**Brains are ODE/SDE**

The neurons of human brains are interconnected variables, they can be described as a set of ODEs, or stochastic differential equations (SDE) considering the noise. Normally we would think of a parameterized function to govern the evolution of neurons, i.e. we learn and fix the connection weights. However, for the sake of a general learner, we would want to describe the learning rules too! Once we include the connection weights as variables in our SDE, the function that governs our system needs to be designed and prefixed. Namely, the General Learner described in my research page needs to be a human designed rule without free parameters.**The ODE/SDE must operate in two modes, with input and without input.**

The former is easy to understand, we must store the information in our observations in the variables of the SDE. The latter make sense because we learn from our meditation without input. We don’t get mad or lose memory in a short period of time without information input, therefore, our model needs to stay sane too even when evolved in time without any input.**Critical points must play a role in intelligence**

Just like hopfield networks utilize attractors, I believe learning has something to do with the critical points in the ODE/SDE.- Symbolic reasoning capability of human beings must have something to do with the critical points. Symbols are discrete in nature, it is a very natural way to induce discrete structures from continuous models.
- Currently we believe we can represent concepts as vectors in a continuous space and use learned continuous function to process these vectors. This aligns with the ODE view because we can see ODE as a recurrent network operating on a vector. However, when the weights of the function change a little bit, the resulting vector would drift a bit. This is unacceptable when our brain is a ODE/SDE that will roll forward in time, because even if every step a very small amount of our neural weights are changed, it would have caused drastic change over time, and the meaning of these vector would be completely different. It is likely that to reliably store information, we need to make use of structures like attractors, which has a discrete nature.
- Language models need to project the embedding back to the word space (discretization) before it is input back to the network.

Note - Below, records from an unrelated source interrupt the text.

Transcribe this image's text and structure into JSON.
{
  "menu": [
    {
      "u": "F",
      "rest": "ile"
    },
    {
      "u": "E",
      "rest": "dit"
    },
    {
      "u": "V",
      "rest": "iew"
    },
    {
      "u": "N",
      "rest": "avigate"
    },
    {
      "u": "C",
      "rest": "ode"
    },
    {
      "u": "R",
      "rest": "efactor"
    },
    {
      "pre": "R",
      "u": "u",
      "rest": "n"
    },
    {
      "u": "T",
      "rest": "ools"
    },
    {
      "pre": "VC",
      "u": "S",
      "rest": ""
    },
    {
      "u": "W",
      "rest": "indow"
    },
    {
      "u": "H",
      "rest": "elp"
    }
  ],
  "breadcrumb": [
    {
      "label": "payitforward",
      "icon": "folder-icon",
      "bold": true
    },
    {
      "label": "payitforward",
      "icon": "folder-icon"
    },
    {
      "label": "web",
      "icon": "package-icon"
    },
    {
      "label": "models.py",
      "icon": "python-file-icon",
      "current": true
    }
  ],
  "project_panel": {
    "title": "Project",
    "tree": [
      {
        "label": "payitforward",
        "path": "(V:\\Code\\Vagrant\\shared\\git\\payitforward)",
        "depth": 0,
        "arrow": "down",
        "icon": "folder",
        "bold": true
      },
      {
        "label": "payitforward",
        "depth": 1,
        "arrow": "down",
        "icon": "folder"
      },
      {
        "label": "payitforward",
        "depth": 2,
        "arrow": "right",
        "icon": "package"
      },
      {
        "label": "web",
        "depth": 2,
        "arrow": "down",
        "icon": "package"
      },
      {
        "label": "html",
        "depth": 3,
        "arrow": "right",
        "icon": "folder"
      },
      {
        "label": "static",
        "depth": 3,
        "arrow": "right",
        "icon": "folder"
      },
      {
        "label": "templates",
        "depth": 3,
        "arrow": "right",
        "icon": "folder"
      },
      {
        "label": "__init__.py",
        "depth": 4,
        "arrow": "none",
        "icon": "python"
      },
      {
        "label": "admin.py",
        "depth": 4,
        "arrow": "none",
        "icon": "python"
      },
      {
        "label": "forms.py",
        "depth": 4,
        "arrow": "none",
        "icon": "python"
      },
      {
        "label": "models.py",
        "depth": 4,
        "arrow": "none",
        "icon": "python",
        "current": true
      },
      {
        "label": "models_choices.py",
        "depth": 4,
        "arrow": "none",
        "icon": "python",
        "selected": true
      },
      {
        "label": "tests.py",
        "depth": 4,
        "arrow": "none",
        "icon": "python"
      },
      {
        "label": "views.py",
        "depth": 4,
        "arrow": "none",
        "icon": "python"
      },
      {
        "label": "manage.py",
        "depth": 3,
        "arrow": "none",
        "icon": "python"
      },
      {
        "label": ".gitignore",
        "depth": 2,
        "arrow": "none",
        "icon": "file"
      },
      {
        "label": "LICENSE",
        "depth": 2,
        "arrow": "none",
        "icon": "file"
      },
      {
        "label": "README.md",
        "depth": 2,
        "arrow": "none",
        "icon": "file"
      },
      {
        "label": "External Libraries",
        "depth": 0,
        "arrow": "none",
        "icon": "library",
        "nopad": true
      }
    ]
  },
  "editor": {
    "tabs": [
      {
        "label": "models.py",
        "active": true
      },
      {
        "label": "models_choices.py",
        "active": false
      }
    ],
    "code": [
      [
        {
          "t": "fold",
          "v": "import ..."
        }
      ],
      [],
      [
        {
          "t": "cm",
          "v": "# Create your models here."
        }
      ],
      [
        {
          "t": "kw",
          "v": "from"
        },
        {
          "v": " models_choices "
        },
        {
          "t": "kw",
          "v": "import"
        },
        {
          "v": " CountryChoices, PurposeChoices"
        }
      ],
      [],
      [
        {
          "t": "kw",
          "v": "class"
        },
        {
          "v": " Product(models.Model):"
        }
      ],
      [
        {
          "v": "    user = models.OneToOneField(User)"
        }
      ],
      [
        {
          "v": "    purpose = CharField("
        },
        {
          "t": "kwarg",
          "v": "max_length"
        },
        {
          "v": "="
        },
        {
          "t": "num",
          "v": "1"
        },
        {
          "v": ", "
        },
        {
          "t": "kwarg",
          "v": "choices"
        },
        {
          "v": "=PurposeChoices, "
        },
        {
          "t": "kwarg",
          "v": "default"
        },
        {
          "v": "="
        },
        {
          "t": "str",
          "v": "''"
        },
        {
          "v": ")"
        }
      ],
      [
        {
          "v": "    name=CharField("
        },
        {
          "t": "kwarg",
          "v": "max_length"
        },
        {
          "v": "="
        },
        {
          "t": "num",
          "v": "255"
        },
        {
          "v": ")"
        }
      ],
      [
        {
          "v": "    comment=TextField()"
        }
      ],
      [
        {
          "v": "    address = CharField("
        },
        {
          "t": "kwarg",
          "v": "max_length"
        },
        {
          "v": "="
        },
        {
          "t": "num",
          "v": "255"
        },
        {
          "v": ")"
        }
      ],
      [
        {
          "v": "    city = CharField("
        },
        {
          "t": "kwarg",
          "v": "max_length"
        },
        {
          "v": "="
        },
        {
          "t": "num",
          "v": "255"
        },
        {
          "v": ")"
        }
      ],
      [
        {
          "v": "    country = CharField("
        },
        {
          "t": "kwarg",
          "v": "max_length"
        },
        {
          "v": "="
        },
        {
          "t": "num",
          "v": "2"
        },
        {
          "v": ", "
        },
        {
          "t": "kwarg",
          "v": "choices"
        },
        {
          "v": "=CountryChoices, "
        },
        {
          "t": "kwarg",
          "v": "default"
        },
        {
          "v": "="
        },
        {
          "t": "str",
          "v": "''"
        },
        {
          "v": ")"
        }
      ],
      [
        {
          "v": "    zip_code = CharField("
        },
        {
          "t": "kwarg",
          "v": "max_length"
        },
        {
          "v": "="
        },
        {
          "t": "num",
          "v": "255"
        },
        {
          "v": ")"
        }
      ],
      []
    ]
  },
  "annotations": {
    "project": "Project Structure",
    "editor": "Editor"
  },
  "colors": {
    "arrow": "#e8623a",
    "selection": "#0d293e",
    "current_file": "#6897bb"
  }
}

Otherwise if the output embedding is directly fed back to the input, it would go abberant very quickly.

**The ODE/SDE needs to be a probability model implicitly**

Because there are so many evidence that human being has a super powerful probability model of the world. It doesn’t necessarily mean that we can generate images like stable diffusion. But we definitely have a probability model to tell images that aren’t natural, we are super hard to fool. Therefore, the ODE/SDE must contain an implicit probability model. It is just we can’t sample from it like stable diffusion, as the computation theory says, to verify is easier than to solve.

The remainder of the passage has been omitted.